По воскресеньям Савин с сыном едут из Люберец в Москву. Это их большой день. В зоопарк они ходят так же, как истинные любители живописи ходят в Третьяковку или Эрмитаж: только к Рублеву или только к Рембрандту. А Савин с сыном — только к птицам или только к оленям, только к рыбам… Разумеется, не удержишься, посмотришь на обезьян и на бегемота, выходящего из воды…

Иногда Савин рассказывает сыну о птицах, которых нет в парке, а быть может, и вообще уже нет на земле.

Савина волнуют мысли об исчезающих породах птиц и животных: ушли из жизни странствующий голубь и бескрылая гагарка, стали заповедной редкостью индийские носороги, горные зебры, слоны аддо.

С особым удовольствием он рассказывает двенадцатилетнему сыну о том, что исчезнувшие породы птиц иногда, к удивлению натуралистов, обнаруживаются там, где никто не ожидал увидеть: на каких-нибудь далеких от их постоянных гнездовий, затерянных в океане островах или в горах, высоко… Поэтому теперь остерегаются с уверенностью утверждать, что та или иная порода действительно исчезла.

Хотя, думает про себя Савин, в жизнь вошло сейчас так много нового, удивительного, небывалого, что не мудрено не заметить, как и в самом деле что-то исчезнет, уйдет.

Потом они сидят в планетарии. Меркнет освещение, белый купол озаряется вздрагивающими созвездиями. Лектор начинает рассказывать о человеке и космосе.

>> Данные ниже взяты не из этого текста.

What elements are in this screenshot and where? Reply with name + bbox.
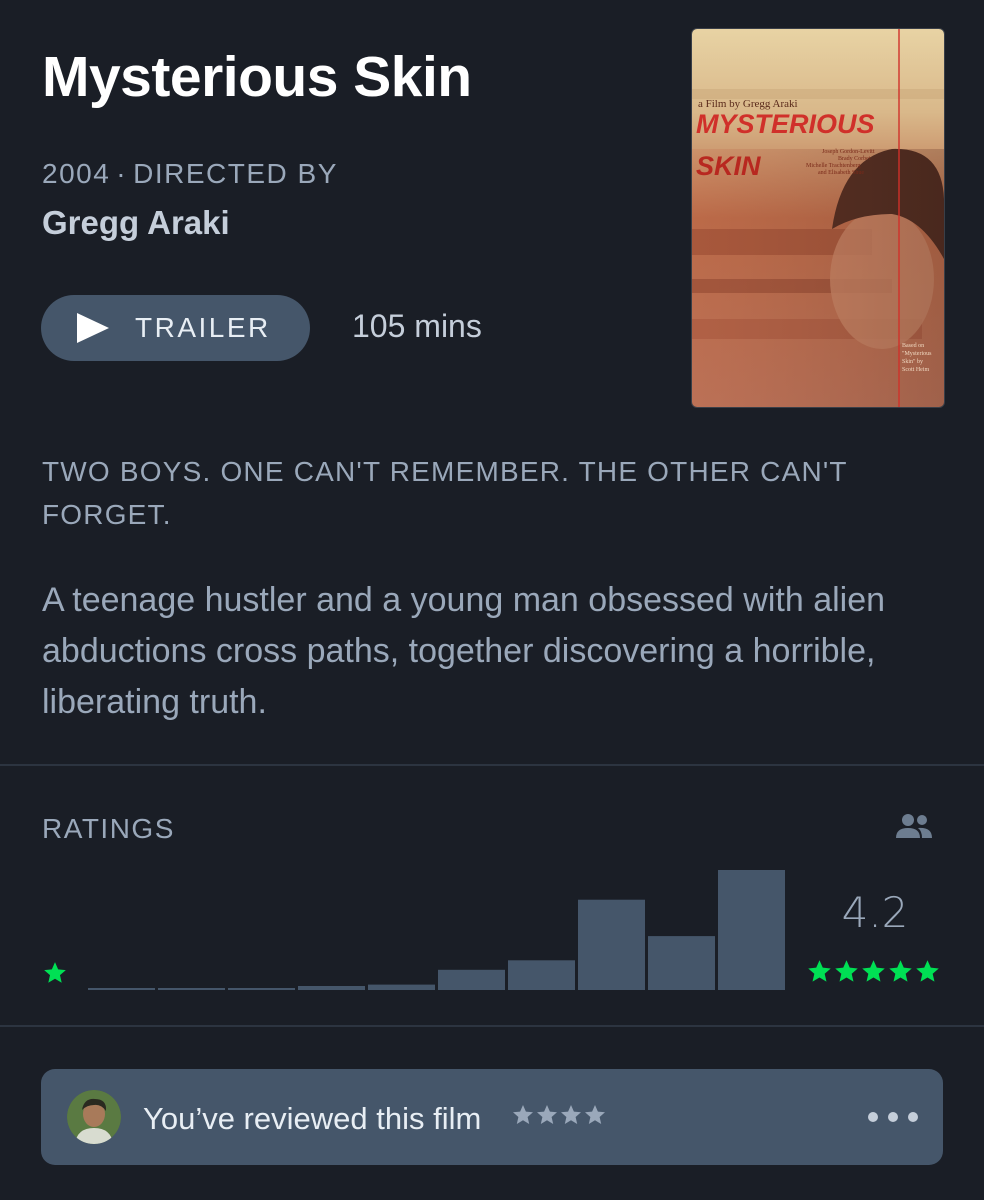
histogram-bar-2.5[interactable] bbox=[368, 984, 435, 990]
avatar[interactable] bbox=[67, 1090, 121, 1144]
synopsis[interactable]: A teenage hustler and a young man obsess… bbox=[42, 575, 952, 728]
histogram-bar-1.5[interactable] bbox=[228, 988, 295, 990]
poster-based-on-3: Skin" by bbox=[902, 359, 923, 365]
five-star-icon bbox=[806, 958, 946, 986]
poster-based-on-1: Based on bbox=[902, 343, 924, 349]
tagline: TWO BOYS. ONE CAN'T REMEMBER. THE OTHER … bbox=[42, 456, 848, 530]
star-icon bbox=[862, 960, 885, 982]
play-icon bbox=[77, 313, 109, 343]
star-icon bbox=[916, 960, 939, 982]
meta-separator: · bbox=[116, 158, 128, 189]
ratings-label: RATINGS bbox=[42, 813, 175, 844]
poster-cast-3: Michelle Trachtenberg bbox=[806, 163, 860, 169]
trailer-button[interactable]: TRAILER bbox=[41, 295, 310, 361]
star-icon bbox=[537, 1105, 557, 1124]
histogram-bar-4[interactable] bbox=[578, 899, 645, 990]
poster-cast-1: Joseph Gordon-Levitt bbox=[822, 149, 875, 155]
directed-by-label: DIRECTED BY bbox=[133, 158, 338, 189]
more-icon[interactable] bbox=[867, 1107, 919, 1127]
star-icon bbox=[513, 1105, 533, 1124]
histogram-bar-3[interactable] bbox=[438, 969, 505, 990]
poster-cast-4: and Elisabeth Shue bbox=[818, 170, 864, 176]
director-name[interactable]: Gregg Araki bbox=[42, 204, 230, 242]
poster-cast-2: Brady Corbet bbox=[838, 156, 871, 162]
film-detail-page: Mysterious Skin 2004 · DIRECTED BY Gregg A… bbox=[0, 0, 984, 1200]
poster-title-line1: MYSTERIOUS bbox=[696, 109, 875, 139]
star-icon bbox=[889, 960, 912, 982]
histogram-bar-1[interactable] bbox=[158, 988, 225, 990]
people-icon[interactable] bbox=[894, 812, 934, 842]
poster-title-line2: SKIN bbox=[696, 151, 761, 181]
histogram-bar-0.5[interactable] bbox=[88, 988, 155, 990]
star-icon bbox=[835, 960, 858, 982]
histogram-bar-2[interactable] bbox=[298, 986, 365, 990]
star-icon bbox=[808, 960, 831, 982]
runtime: 105 mins bbox=[352, 308, 482, 344]
poster-image: a Film by Gregg Araki MYSTERIOUS SKIN Jo… bbox=[692, 29, 944, 407]
poster-based-on-4: Scott Heim bbox=[902, 367, 929, 373]
average-rating: 4.2 bbox=[841, 888, 909, 937]
review-status-text: You’ve reviewed this film bbox=[143, 1101, 482, 1136]
trailer-label: TRAILER bbox=[135, 312, 271, 343]
section-divider bbox=[0, 1025, 984, 1027]
release-year[interactable]: 2004 bbox=[42, 158, 110, 189]
histogram-bar-5[interactable] bbox=[718, 870, 785, 990]
histogram-bar-3.5[interactable] bbox=[508, 960, 575, 990]
film-title: Mysterious Skin bbox=[42, 45, 472, 109]
review-rating-stars bbox=[511, 1103, 607, 1127]
star-icon bbox=[44, 962, 66, 983]
histogram-bar-4.5[interactable] bbox=[648, 936, 715, 990]
ratings-histogram[interactable] bbox=[88, 850, 788, 990]
film-meta: 2004 · DIRECTED BY bbox=[42, 158, 338, 190]
your-review-card[interactable]: You’ve reviewed this film bbox=[41, 1069, 943, 1165]
poster-based-on-2: "Mysterious bbox=[902, 351, 932, 357]
section-divider bbox=[0, 764, 984, 766]
film-poster[interactable]: a Film by Gregg Araki MYSTERIOUS SKIN Jo… bbox=[691, 28, 945, 408]
star-icon bbox=[561, 1105, 581, 1124]
star-icon bbox=[585, 1105, 605, 1124]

Это самые волнующие и глубокие минуты воскресенья! Оба Савина, старший и младший, слушают упоенно, сосредоточенно. Только один раз мальчик коснется ладонью его руки, когда лектор упомянет о Сатурне.

— Кольца сегодня покажешь?

Сатурн — их любимая планета.

Когда они выходят на Садовое кольцо, день клонится к закату, пустынная воскресная Москва золотисто освещена. Они не спеша идут к Казанскому вокзалу — двое мужчин, видевших сегодня много, как и подобает мужчинам.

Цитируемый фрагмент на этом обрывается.